Irish railway project takes Scottish sleeper cars
The rolling stock formely used for the Caledonian Sleeper, the overnight service between London and Scotland, has found a new home. In an exciting development for railway enthusiasts, the Connemara Railway Project has taken delivery of several former Caledonian sleeper coaches at Maas Cross in the west of Ireland. The coaches are being used for their original purpose – almost. They’re to serve as accommodation at the project, deep in the rural heartland, 30 miles (50 kilometres) west of Galway Town. The project intends to create what they are certain will be a world-class tourist attraction in the Irish countryside.
From Glasgow to Galway, and from the West Coast Main Line to the less intense surroundings of the west of Ireland. To make up for hotel accommodation that’s no longer available, the Connemara Railway Project has taken delivery of a former Caledonian Sleeper car at Maam Cross, at the site of their intended headquarters. The intention is to use the car as accommodation, now that the local hotel has been commandeered to house Ukrainian refugees.

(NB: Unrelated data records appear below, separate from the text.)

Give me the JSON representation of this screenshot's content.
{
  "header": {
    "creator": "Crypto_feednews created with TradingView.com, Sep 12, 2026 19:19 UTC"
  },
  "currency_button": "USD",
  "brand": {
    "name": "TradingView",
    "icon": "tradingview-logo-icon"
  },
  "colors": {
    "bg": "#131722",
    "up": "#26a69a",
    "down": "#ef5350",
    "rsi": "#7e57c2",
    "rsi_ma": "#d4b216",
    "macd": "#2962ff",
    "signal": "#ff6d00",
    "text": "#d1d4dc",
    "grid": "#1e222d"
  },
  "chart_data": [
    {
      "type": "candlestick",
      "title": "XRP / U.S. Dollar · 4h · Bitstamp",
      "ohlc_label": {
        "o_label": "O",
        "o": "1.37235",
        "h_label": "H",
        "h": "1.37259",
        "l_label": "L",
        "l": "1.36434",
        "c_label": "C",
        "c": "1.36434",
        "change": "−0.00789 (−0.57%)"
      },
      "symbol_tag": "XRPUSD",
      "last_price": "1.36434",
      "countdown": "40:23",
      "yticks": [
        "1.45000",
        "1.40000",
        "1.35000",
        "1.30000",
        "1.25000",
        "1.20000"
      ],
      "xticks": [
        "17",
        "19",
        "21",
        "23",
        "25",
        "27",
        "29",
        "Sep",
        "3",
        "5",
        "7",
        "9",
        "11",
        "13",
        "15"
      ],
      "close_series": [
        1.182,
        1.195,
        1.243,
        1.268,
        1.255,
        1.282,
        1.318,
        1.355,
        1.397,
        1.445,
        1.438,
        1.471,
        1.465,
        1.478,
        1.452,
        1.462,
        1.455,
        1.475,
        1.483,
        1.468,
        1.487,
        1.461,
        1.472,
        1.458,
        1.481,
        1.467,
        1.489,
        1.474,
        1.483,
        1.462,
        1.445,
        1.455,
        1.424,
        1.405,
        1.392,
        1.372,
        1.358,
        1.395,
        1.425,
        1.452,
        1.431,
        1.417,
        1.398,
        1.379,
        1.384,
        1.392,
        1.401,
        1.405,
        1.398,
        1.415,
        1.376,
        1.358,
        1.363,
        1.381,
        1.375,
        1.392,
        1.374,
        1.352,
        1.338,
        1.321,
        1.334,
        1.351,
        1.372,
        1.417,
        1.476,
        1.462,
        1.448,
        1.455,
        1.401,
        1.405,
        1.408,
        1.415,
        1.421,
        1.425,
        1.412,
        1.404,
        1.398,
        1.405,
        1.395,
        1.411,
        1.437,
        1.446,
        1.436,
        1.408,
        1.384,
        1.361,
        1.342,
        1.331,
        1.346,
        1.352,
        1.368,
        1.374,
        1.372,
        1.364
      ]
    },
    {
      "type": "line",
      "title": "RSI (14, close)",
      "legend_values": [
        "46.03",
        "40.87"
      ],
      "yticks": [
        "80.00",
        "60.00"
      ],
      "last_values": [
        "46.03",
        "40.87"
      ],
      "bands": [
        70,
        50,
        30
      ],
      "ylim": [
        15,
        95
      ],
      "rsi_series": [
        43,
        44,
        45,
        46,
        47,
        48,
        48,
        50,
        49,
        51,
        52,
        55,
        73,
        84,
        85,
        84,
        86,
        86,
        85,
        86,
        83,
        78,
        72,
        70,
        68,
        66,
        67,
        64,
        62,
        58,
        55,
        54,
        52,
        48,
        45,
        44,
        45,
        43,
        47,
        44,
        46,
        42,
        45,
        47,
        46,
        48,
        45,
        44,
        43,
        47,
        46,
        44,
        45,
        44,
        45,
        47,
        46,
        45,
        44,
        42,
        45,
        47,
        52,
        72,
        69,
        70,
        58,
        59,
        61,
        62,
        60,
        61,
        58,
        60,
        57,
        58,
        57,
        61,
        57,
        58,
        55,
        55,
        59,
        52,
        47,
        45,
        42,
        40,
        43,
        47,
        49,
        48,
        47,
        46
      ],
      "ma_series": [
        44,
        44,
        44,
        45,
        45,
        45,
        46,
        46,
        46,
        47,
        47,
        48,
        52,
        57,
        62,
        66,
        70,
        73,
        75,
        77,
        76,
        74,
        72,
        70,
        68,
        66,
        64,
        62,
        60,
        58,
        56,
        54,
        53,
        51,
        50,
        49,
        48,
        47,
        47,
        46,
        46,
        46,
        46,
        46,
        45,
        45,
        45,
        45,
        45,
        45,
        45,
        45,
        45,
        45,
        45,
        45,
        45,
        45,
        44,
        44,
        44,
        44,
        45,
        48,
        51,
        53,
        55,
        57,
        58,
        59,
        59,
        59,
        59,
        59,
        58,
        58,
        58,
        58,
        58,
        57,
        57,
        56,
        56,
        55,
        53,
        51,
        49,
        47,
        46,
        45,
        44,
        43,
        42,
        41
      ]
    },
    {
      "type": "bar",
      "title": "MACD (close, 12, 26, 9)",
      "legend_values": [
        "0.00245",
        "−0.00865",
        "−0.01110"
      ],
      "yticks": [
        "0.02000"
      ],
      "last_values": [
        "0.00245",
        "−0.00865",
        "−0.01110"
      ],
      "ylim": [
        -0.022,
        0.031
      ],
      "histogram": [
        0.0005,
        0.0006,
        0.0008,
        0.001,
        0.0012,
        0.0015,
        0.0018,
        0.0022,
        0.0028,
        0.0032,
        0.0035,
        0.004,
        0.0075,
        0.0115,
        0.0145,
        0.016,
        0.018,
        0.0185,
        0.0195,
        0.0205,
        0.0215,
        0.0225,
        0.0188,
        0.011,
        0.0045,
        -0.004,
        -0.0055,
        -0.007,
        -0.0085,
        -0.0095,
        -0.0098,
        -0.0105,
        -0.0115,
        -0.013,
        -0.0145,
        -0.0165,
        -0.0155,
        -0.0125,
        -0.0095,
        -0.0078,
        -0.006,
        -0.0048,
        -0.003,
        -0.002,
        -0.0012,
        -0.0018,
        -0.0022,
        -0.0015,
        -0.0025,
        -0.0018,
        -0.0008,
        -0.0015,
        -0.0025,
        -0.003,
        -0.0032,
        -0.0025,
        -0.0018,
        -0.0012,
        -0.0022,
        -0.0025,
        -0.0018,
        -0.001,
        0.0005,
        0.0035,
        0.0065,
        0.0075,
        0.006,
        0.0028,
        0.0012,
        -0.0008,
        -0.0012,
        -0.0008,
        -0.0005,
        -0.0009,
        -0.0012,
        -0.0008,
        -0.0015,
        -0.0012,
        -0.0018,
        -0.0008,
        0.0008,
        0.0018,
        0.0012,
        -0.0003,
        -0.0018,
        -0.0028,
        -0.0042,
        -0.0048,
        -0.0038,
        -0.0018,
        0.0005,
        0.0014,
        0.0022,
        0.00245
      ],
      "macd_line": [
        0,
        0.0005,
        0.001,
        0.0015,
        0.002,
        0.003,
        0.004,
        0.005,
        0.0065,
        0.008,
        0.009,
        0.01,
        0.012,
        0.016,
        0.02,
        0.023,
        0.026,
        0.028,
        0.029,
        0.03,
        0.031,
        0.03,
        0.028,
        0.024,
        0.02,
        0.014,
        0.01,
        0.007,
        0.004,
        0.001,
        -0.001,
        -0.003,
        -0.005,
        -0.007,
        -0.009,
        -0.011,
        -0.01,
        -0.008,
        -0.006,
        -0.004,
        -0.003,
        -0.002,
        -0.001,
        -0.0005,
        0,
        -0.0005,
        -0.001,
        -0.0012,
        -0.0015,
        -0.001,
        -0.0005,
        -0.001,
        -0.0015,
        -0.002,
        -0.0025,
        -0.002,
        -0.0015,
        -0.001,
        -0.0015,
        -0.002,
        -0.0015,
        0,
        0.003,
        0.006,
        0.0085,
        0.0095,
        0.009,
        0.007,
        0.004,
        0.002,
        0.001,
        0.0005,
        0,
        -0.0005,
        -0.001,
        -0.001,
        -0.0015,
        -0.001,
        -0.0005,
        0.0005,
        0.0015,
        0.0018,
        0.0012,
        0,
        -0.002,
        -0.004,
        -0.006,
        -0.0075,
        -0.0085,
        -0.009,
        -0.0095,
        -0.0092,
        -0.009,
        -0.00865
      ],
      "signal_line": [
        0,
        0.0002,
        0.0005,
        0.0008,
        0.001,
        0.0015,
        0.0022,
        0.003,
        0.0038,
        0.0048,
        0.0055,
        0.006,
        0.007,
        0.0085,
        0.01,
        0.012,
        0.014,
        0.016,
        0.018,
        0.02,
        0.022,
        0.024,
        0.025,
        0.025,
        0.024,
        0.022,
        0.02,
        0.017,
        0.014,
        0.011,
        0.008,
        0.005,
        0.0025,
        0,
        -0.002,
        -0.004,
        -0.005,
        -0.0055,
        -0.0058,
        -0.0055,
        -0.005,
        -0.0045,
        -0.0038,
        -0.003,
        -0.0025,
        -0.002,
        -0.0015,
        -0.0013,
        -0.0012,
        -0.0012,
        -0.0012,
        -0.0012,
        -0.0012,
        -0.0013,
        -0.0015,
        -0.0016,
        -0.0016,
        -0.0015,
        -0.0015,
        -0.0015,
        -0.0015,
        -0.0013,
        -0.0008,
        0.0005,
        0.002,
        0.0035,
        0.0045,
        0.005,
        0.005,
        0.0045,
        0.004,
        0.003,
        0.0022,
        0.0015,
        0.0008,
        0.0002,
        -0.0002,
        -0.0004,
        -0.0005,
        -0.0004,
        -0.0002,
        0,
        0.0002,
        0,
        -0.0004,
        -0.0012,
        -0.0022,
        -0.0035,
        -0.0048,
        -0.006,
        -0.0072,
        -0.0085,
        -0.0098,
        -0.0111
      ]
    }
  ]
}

Almost a century since closure
The Connemara Railway Project aims to restore the Maam Cross railway station on the former Galway to Clifden branch of the Midland Great Western Railway of Ireland. The project is being undertaken by a non-profit company with the goal of recreating a snapshot of the west of Ireland country railway with heritage trains and a working railway experience.
The station opened in 1895 to serve the Maam Valley and Joyce Country to the North and South Connemara. However, the station closed in 1935 due to economic decline and remained unused until the early 1960s, before closure once again. The project plans to reinstate railway track and refurbish the platforms, signal cabin, and goods store, among other features, to restore the station’s original layout.
Sleepers set for life in Ireland
The former Caledonian sleeper coaches are a welcome addition to the project’s rolling stock. The coaches were originally built in the 1970s and were used on the sleeper service between London and Scotland. They were replaced in 2019 in a multi-million pound deal that brought the service up to date. However, the Caledonian Sleeper service has faced numerous problems in recent years, including frequent delays and cancellations. Early problems with the new coaches, and continued operational shortcomings left customers questioning its viability.
The service is operated by Serco, as a franchise. It’s a separate operation from the daytime services branded as ScotRail. Serco has faced criticism for the quality of the service and the condition of the rolling stock, which prompted calls for the service to be nationalised. The Scottish government has duly obliged and exercised a contract break clause. Holyrood will take the service into public ownership in June. As for the old rolling stock, the Connemara volunteers are delighted with their first delivery, and hope the project is on its way to becoming a popular tourist destination for the west of Ireland.